# Two teens missing in the White Mountains found



## Stephen (Jul 16, 2004)

Fosters.com said:
			
		

> Two teens missing in the White Mountains found
> 
> LVERMORE, N.H. (AP)— Two Massachusetts teenagers who were lost for a day and a half in the White Mountain National Forest hiked to safety Thursday after they were found not far from where they got lost, the Fish and Game Department said.
> 
> ...


----------



## MichaelJ (Jul 16, 2004)

The article on www.wmur.com stated that the teens were last seen leaving the trail to bushwhack over to West Peak.

I don't know whether to smack them, or the adults who let them go, but will reserve judgement until I know how equipped they were (map, compass, etc.)


----------



## SilentCal (Jul 16, 2004)

It's ironic how we were chatting about this route about a month or so ago and how tough it was to follow.   Sometimes people just need a slap for Stupidity's sake.   If they had no equipment then maybe two slaps.....

People like this make our hobby seem like a reckless adventure.   My Mom reads these articles and always figures I'm the next idiot to get lost.   Sure you may need a rescue one day if you break an ankle on the trail,  But stupidity is not classified as a physical injury last time I checked.....


----------



## Stephen (Jul 16, 2004)

SilentCal said:
			
		

> It's ironic how we were chatting about this route about a month or so ago and how tough it was to follow.   Sometimes people just need a slap for Stupidity's sake.   If they had no equipment then maybe two slaps.....


Where do I sign up? (To give, not to recieve, of course!)



> People like this make our hobby seem like a reckless adventure.   My Mom reads these articles and always figures I'm the next idiot to get lost.


I'm always tempted to grab my mom's newspaper and cut these articles out before she sees them, for the same reason.



> Sure you may need a rescue one day if you break an ankle on the trail,  But stupidity is not classified as a physical injury last time I checked.....



Depends... if you are hiking in tivas, flip-flops or heels when this happens, you deserve the slap at every change of the rescuers carrying you down.

-Stephen


----------



## MtnMagic (Jul 16, 2004)

Yes sir Cal, that sure was you and I on that West Osceola bushwhack.
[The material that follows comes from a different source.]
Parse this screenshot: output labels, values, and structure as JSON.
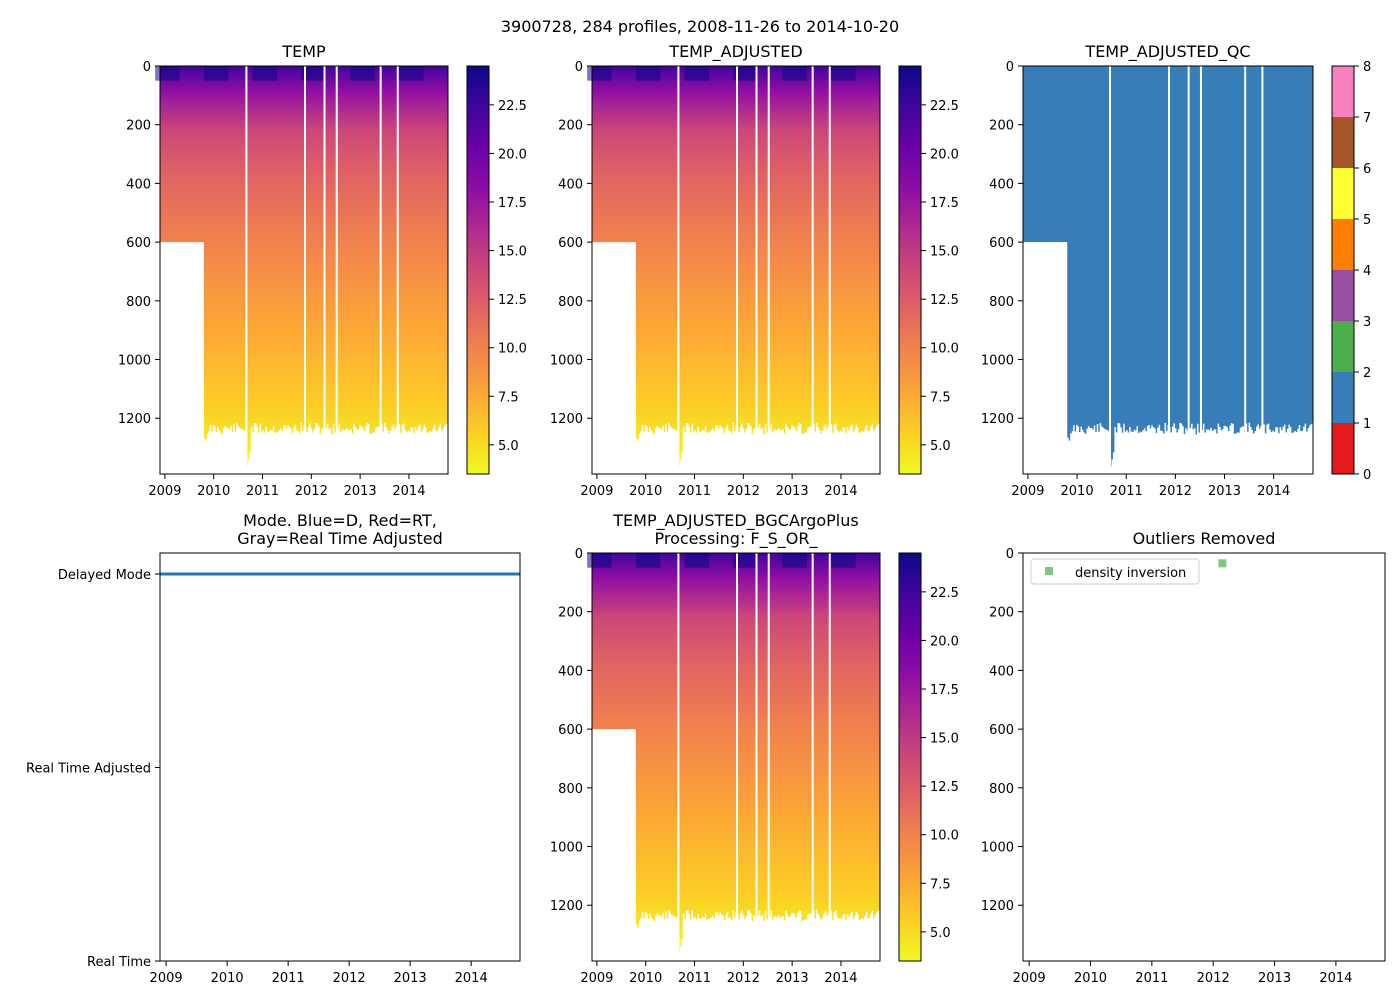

And J was with us too. Keep the slaps down, the trail education up and lets just keep truckin' those trails.
_________________
What do you say!!


----------



## Mike P. (Jul 20, 2004)

Just back from Vacation, from what I read over on the AMC site from people reading all the different stories, (Boston Globe, Union Leader, Concord Moniter, etc., )  is that they have not have been heading to West Osceola but instead were just trying to take a short cut so they could be first to the top. (Or Bottom if descending, as I said, I'm just back from the beach so I skimmed all the gossip & was glad all were okay)

(Seems like an odd type of group to try & bushwhack W. O. unless they got up to Osceola first & wanted tobrag to other they went over there too, where you can see WO it looks pretty close)

Should they pay for the rescue effort????  I'm thinking yes as it would be less expensive than a winter trip (unless they had the choppers up in the air) & maybe a better lesson to others about being prepared to travel off trail or to stay on the trail & not take short cuts.  Maybe just a donation to Fish & Game to buy some gear.

Mom has done some hiking with me so the get lost part does not concern her, it's the winter trips & whether or not I know to come in from the rain, snow, sleet, 90 MPH winds, avalanches, cliffs in the dark....


----------